Pourquoi des matheux, chargés de concevoir des solutions industrielles, sont-ils à ce point sollicités pour répondre au défi du dérèglement climatique ?
Pourquoi des ingénieurs et des techniciens sont-ils recherchés, alors que c'est précisément l'activité (industrielle) humaine qui émet du CO2 dans l'atmosphère, qui fait monter la température, accélère la fonte des glaciers et brûle les forêts ?
Parce que la transition énergétique "va passer dans une phase de croissance plus importante qu'avant", répond Clarisse Magnin, directrice générale du cabinet de conseil en stratégie McKinsey France, après un été brûlant.

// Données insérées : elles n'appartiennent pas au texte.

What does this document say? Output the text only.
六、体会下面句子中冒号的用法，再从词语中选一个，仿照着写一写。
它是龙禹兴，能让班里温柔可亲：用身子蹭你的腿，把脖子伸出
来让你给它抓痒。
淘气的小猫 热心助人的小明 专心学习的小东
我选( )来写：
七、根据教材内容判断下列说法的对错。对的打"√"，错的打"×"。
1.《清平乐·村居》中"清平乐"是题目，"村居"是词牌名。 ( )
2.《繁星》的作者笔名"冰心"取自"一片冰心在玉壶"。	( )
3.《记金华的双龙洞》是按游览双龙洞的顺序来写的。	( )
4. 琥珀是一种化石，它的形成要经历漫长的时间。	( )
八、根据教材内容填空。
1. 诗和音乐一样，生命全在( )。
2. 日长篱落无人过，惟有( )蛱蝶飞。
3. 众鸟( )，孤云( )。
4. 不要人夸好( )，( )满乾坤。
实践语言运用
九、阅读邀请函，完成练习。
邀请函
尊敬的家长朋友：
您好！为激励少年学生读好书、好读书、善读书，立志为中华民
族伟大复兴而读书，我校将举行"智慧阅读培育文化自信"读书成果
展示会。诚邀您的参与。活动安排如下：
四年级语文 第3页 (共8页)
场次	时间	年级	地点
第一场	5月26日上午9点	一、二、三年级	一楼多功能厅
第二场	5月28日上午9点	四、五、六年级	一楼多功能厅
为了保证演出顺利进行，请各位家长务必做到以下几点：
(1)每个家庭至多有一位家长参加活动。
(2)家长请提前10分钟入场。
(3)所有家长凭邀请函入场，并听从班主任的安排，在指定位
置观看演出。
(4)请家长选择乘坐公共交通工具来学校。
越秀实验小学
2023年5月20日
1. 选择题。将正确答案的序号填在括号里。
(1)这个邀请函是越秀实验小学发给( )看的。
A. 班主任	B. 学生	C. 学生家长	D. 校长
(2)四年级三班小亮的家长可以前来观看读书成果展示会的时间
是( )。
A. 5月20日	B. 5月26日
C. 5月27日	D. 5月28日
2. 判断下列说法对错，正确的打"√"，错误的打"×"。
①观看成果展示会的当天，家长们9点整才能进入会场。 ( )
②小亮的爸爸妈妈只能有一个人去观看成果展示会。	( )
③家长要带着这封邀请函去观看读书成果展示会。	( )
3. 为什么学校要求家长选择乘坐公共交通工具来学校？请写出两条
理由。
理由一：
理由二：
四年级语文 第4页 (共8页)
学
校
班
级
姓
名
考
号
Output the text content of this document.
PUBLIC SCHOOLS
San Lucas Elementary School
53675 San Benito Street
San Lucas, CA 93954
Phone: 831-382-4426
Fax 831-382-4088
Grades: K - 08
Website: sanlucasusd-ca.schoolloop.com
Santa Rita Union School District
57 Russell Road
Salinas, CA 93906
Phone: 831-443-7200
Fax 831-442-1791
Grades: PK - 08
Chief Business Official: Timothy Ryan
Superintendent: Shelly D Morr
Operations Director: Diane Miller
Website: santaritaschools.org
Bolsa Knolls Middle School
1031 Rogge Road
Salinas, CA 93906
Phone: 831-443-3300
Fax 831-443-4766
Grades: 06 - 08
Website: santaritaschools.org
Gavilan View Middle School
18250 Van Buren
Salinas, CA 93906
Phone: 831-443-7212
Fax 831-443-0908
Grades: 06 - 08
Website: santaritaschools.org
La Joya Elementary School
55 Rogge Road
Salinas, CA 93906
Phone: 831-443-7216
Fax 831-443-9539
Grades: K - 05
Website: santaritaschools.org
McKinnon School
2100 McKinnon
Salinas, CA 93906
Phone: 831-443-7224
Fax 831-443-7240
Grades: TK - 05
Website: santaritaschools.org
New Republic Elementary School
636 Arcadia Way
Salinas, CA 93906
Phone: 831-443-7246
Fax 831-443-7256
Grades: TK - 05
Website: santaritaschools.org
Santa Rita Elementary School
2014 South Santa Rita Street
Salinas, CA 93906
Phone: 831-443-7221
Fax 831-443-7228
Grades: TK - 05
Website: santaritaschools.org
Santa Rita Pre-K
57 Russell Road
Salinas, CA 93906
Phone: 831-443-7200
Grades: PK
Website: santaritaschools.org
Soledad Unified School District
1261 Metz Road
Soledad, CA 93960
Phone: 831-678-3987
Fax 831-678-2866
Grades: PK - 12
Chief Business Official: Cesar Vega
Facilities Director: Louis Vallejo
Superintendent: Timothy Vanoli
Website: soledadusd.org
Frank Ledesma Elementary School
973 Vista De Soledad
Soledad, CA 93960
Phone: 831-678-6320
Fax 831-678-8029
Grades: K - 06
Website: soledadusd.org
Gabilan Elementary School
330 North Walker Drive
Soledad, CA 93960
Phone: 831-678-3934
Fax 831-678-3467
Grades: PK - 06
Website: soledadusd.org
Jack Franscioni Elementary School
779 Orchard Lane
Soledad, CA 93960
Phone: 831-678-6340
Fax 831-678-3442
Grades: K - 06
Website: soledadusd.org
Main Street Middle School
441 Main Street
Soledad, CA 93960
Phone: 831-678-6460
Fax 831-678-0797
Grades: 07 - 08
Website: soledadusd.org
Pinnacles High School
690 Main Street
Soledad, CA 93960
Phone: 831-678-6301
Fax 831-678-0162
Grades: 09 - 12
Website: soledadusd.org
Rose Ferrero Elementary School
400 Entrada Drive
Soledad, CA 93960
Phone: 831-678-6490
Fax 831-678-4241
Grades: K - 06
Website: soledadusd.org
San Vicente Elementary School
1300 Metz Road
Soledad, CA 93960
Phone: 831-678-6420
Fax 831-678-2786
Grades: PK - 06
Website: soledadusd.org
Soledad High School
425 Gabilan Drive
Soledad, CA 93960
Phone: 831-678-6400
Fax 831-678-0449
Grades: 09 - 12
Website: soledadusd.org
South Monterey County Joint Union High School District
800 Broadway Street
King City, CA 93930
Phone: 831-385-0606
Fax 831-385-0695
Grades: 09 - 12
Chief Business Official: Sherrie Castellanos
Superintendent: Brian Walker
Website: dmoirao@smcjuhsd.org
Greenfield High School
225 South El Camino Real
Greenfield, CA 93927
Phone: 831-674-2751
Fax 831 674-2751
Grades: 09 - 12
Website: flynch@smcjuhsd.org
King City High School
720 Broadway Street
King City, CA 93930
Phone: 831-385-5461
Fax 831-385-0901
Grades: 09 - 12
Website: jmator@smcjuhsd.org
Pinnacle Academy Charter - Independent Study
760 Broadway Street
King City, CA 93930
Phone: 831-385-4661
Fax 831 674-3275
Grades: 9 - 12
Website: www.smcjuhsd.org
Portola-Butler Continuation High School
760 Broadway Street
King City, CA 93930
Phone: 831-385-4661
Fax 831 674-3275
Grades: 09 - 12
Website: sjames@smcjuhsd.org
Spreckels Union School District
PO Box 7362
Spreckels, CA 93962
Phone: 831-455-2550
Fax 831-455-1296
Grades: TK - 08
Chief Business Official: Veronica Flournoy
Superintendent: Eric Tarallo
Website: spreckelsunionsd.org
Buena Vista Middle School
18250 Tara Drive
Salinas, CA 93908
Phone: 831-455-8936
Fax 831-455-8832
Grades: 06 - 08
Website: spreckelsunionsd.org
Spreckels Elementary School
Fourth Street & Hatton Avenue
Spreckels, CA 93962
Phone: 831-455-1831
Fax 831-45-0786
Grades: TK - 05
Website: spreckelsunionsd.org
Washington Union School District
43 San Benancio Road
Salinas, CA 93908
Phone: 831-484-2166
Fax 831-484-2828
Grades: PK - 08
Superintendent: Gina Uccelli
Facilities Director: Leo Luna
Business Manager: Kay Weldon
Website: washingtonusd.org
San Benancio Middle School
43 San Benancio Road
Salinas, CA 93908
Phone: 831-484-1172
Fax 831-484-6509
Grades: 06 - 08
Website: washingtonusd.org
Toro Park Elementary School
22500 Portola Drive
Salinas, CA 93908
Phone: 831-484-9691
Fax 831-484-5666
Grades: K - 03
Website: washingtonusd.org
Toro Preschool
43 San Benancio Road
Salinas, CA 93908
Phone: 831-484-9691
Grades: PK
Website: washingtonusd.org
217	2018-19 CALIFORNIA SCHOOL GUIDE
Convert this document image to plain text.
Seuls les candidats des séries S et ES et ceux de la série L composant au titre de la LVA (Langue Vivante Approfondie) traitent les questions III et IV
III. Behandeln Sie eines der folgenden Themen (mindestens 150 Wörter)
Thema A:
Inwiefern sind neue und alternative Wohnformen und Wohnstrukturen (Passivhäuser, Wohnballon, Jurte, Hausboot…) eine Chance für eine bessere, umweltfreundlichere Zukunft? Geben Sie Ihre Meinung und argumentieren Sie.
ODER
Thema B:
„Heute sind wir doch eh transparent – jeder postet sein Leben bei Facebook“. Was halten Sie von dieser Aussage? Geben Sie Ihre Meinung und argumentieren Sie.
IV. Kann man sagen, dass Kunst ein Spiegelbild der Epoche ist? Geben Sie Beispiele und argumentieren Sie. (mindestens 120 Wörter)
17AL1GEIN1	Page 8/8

Par transition, il faut entendre électrification du monde pour remplacer les énergies fossiles --charbon, pétrole et gaz-- dont les émissions de CO2 réchauffent le climat.
Il faut aussi entendre adapter des procédés et "massivement former encore plus d'ingénieurs (...) tout en gardant la base d'excellence", résume Mme Magnin lors d'un entretien avec l'AFP.
"On a de très gros trous dans la production d'ingénieurs, même si on a un système de très grande qualité", ajoute-t-elle.
De nombreux employeurs, notamment dans les industries de pointe, "font part de leurs difficulté à recruter des profils techniques pour leurs usines", relève McKinsey dans le rapport "Redéfinir les stratégies industrielles à l'aune des grandes mutations récentes" publié cet été.
"Nous assistons à une espèce de foire d'empoigne, les industriels ne trouvent pas les compétences dont ils ont besoin", a déclaré mercredi Marc Rumeau, président de l'Association Ingénieurs et scientifiques de France (IESF) lors de la présentation de l'observatoire 2023 des ingénieurs.
"Renaissance industrielle"
Alors que la France aurait besoin de 60.000 ingénieurs supplémentaires chaque année, elle ne compte que 44.000 nouveaux diplômés par an, selon IESF qui souligne le taux de chômage très bas de la profession (2,7%).
Les chantiers de la transition des prochaines décennies iront du recyclage de métaux aux climatiseurs ou chauffages non polluants, en passant par les batteries électriques automobiles, les nouveaux carburants, les électrolyseurs et même la relance du nucléaire.
"Il va falloir surtout beaucoup d'ingénieurs dans la première phase, puis ensuite progressivement beaucoup de techniciens pour les mises en place", détaille Philippe Boucly, président de France Hydrogène, qui regroupe les acteurs du secteur en plein boom.
L'hydrogène est un cas d'école. Il doit muter du secteur de la chimie vers celui de l'énergie. L'hydrogène gris, fortement émetteur de CO2, produit aujourd'hui à partir de méthane, doit laisser la place à l'hydrogène propre, issu de l'électrolyse de l'eau avec de l'électricité décarbonée. Il doit remplacer le charbon fossile pour fabriquer l'acier et servir au stockage de l'énergie renouvelable.
Autant de machines et de procédés nouveaux à lancer, qui caractérisent une "renaissance industrielle", selon Hugues Lavandier, coauteur du rapport McKinsey.
"Attirer plus de jeunes-filles"
Pour Laurent Tardif, président de la Fédération des Industries Electriques, Electroniques et de Communication (FIEEC) et administrateur de Centrale-Supelec, l'une des plus grandes et des plus prestigieuses écoles d'ingénieurs françaises, la seule solution pour augmenter les effectifs sans baisser le niveau --c'est-à-dire sans supprimer les classes préparatoires sélectives de mathématiques et physique post-bac-- "c'est d'attirer plus de jeunes filles" dans les prépas scientifiques, bastion encore très masculin.
Centrale Supelec a lancé depuis deux ans des "summer camps" à son siège de Saclay pendant l'été, accueillant des élèves de seconde et leurs familles, afin de leur montrer l'école, et leur expliquer ce que fait un ingénieur.
"Nous avons eu 40 jeunes filles la première année et 150 l'an dernier, au concours d'entrée", explique M. Tardif.
D'autres initiatives sont promues, comme "Cap ingénieuse" pour faire découvrir les sciences aux écoliers du primaire par des élèves ingénieurs, afin aussi de "déconstruire les préjugés de genre".
Mais les progrès peinent à se matérialiser. Depuis une décennie, la proportion de filles stagne autour de 28% des élèves dans les 204 écoles françaises, et elles ne représentent que 24% des 1,11 million d'ingénieurs en activité, avec des écarts de salaires hommes-femmes importants, montre l'enquête IESF.